Let $\hat{e}_u$ be the unit vector from the center of the first circle towards the center of the second circle, $\hat{e}_v$ perpendicular to it, and $d$ the distance between the two centers: $$\bbox{\hat{e}_u = \left[\begin{matrix} x_u \\ y_u \end{matrix}\right]} , \quad \bbox{\hat{e}_v = \left[\begin{matrix} x_v \\ y_v \end{matrix}\right]} , \quad \bbox{d = \sqrt{(x_2 - x_1)^2 + (y_2 - y_1)^2}}$$ $$\bbox{\begin{cases} \displaystyle x_u = \frac{x_2 - x_1}{d} \\ \displaystyle y_u = \frac{y_2 - y_1}{d} \\ \end{cases}} , \quad \bbox{\begin{cases} \displaystyle x_v = y_u = \frac{y_2 - y_1}{d} \\ \displaystyle y_v = -x_v = \frac{x_1 - x_2}{d} \\ \end{cases}}$$ Now, we have a coordinate system $(u, v)$ where the center of the first circle is at $(0, 0)$, the center of the second circle at $(d, 0)$, and the solution is $$\bbox{u = \frac{d^2 + r_1^2 - r_2^2 + 2 r ( r_1 - r_2 )}{2 d}} , \quad \bbox{v = \pm \sqrt{(r + r_2)^2 - (u - d)^2}}$$ and we can easily convert that to our original coordinates using $$\bbox[#ffffef, 1em]{\begin{cases} x = x_1 + u x_u + v x_v \\ y = y_1 + u y_u + v y_v \\ \end{cases}}$$ noting that we now have two solutions, $(x_{+}, y_{+})$ (calculated using positive $v$) and $(x_{-} , y_{-})$ (calculated using negative $v$).

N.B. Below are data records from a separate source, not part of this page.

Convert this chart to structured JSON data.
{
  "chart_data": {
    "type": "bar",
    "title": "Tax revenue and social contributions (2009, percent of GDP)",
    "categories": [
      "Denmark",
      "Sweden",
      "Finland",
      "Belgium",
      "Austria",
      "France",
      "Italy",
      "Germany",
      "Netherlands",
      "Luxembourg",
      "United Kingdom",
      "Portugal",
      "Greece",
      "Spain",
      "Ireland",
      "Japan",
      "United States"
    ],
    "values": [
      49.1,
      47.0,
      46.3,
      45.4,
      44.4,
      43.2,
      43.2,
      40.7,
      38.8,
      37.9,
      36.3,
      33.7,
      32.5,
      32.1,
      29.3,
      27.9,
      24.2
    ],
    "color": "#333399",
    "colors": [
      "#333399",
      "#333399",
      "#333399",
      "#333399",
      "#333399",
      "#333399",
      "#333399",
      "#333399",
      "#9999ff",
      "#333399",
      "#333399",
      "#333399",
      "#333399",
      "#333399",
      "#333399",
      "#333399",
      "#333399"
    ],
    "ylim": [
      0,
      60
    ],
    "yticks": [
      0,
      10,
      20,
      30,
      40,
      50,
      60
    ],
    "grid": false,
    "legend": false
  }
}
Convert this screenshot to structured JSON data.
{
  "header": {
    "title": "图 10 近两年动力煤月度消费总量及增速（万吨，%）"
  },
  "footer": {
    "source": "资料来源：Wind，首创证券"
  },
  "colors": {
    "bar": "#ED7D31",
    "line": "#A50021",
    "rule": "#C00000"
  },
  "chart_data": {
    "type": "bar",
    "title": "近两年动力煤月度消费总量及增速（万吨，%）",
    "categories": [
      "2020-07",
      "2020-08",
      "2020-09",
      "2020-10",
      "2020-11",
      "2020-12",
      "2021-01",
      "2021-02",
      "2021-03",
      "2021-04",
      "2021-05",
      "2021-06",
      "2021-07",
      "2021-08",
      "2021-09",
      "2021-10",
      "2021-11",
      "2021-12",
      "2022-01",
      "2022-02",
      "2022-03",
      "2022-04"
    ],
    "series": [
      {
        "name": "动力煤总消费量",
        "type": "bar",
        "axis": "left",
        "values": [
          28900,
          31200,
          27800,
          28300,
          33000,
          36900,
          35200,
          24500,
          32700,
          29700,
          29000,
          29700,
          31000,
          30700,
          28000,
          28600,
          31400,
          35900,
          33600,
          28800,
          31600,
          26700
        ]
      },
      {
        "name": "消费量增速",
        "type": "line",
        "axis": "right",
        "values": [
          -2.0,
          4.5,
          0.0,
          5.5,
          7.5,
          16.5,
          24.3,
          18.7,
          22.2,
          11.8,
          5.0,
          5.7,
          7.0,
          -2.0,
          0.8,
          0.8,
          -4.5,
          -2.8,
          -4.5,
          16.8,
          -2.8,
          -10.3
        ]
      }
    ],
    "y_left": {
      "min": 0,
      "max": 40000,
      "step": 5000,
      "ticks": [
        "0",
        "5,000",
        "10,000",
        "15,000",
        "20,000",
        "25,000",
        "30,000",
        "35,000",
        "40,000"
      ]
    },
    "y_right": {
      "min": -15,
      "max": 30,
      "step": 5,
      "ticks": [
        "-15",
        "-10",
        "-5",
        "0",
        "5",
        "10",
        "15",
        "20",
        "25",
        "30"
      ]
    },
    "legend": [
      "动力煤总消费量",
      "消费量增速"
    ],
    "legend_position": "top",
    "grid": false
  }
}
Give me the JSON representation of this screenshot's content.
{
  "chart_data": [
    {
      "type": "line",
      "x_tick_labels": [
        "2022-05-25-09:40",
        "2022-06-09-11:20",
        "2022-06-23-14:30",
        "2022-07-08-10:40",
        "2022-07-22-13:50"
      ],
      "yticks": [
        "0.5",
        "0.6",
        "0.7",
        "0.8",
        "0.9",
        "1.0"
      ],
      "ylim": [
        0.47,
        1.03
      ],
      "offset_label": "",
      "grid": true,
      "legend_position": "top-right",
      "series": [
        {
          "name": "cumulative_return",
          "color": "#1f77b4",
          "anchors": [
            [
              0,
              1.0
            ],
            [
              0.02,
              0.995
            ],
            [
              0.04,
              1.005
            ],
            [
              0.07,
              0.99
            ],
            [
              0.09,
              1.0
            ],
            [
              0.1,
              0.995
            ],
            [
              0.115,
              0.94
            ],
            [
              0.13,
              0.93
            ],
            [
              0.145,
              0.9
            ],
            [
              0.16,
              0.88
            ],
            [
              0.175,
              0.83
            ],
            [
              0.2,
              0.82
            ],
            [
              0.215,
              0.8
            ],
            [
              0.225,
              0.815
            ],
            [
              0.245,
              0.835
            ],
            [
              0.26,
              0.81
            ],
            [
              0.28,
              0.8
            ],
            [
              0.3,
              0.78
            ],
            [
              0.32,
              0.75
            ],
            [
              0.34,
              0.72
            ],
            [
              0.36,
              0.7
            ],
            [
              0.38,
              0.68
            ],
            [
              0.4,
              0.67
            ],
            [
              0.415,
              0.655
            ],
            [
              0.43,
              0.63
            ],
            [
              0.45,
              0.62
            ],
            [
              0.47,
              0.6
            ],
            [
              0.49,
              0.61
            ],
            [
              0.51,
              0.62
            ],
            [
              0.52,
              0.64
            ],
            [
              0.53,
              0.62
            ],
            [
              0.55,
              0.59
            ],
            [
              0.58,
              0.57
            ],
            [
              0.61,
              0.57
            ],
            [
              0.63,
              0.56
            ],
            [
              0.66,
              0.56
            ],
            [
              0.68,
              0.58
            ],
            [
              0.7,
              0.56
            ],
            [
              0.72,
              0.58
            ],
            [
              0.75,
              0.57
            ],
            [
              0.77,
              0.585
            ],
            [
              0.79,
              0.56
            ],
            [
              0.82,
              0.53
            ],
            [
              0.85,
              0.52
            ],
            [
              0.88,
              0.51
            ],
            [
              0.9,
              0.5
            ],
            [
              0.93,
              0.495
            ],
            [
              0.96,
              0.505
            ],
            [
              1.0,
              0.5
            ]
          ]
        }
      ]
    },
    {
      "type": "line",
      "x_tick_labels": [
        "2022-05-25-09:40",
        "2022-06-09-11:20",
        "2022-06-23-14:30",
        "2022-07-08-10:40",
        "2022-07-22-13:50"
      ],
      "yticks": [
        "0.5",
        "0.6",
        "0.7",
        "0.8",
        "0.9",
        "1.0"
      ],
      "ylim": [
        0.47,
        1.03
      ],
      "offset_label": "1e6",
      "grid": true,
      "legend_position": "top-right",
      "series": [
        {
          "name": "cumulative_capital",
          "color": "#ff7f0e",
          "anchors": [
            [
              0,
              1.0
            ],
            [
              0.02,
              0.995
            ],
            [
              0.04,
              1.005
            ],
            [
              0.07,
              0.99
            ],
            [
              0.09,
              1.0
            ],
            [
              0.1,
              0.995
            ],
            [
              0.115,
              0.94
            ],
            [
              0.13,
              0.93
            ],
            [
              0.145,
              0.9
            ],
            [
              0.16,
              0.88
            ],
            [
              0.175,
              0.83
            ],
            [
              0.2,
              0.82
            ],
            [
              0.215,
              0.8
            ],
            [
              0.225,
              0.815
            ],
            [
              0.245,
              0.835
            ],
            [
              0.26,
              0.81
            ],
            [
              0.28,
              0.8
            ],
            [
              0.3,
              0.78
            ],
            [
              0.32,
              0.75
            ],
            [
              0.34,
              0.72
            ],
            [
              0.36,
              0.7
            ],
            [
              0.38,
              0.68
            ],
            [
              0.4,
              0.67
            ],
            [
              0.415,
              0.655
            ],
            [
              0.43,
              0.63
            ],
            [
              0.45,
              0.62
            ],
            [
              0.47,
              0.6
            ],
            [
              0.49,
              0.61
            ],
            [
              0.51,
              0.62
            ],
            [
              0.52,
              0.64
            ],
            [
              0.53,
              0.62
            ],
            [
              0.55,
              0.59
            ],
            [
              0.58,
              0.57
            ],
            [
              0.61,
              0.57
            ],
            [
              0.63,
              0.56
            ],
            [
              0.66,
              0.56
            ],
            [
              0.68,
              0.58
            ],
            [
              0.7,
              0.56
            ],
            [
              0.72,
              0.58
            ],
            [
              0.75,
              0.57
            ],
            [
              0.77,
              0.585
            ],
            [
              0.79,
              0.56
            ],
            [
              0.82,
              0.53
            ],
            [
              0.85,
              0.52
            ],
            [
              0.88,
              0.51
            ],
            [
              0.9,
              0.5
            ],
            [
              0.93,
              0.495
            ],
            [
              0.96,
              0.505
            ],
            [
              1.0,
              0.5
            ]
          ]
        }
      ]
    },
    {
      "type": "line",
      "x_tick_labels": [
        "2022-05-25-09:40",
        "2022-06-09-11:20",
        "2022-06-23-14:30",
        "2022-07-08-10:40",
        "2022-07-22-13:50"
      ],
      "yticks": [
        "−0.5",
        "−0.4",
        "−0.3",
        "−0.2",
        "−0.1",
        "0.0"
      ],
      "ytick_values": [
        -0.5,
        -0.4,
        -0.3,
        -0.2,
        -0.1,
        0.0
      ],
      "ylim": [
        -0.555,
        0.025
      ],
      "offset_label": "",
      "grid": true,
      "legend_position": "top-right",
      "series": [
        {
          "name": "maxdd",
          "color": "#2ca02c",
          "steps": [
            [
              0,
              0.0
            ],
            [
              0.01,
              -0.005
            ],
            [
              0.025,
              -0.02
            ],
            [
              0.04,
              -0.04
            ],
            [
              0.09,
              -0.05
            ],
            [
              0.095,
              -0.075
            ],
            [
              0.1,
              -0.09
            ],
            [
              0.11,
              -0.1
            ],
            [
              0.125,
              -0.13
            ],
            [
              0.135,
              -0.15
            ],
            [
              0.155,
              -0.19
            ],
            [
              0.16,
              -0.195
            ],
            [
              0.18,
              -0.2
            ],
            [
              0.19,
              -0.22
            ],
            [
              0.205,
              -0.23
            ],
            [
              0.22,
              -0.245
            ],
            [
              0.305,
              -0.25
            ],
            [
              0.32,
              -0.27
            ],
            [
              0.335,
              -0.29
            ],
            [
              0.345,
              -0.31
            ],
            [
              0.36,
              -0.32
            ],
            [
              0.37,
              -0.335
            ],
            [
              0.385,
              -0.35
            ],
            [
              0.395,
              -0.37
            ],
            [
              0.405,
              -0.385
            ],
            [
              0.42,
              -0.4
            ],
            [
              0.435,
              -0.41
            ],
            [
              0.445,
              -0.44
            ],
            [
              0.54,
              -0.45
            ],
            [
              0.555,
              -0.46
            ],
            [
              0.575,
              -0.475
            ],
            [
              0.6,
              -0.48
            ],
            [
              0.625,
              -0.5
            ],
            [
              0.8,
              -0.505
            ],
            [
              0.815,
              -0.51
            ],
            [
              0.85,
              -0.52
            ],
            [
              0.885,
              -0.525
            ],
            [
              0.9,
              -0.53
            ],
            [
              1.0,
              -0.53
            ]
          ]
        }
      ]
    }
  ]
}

The fillet angle $\varphi_{+}$ and $\varphi_{-}$ is easiest to calculate using the two-argument arctangent, atan2. The angles from the center of the fillet circular arc towards the centers of the two circles are $$\begin{aligned} \theta_{1+} &= \operatorname{atan2}( y_1 - y_{+} ,\; x_1 - x_{+} ) \\ \theta_{1-} &= \operatorname{atan2}( y_1 - y_{-} ,\; x_1 - x_{-} ) \\ \theta_{2+} &= \operatorname{atan2}( y_2 - y_{+} ,\; x_2 - x_{+} ) \\ \theta_{2-} &= \operatorname{atan2}( y_2 - y_{-} ,\; x_2 - x_{-} ) \end{aligned}$$ and $$\bbox[#ffffef, 1em]{\begin{aligned} \varphi_{+} &= A(\theta_{2+} - \theta_{1+}) \\ \varphi_{-} &= A(\theta_{2-} - \theta_{1-}) \\ \end{aligned}}$$ where $A(\theta)$ is a function that takes care of the angles wrapping around, $$A(\theta) = \begin{cases} \theta, & 0\text{°} \le \theta \lt 180\text{°} \\ -\theta, & -180\text{°} \lt \theta \lt 0\text{°} \\ 360\text{°} - \theta, & 180\text{°} \le \theta \lt 360\text{°} \\ 360\text{°} + \theta, & -360\text{°} \lt \theta \le -180\text{°} \\ 0\text{°}, & \theta = -360\text{°} \text{ or } \theta = 360\text{°} \\ \end{cases}$$

To choose which one ($+$ or $-$) is the "correct" fillet, you'd need to know the starting and ending angles of the two circular arcs to be filleted. In practice, you just calculate both, and test which one is the correct one.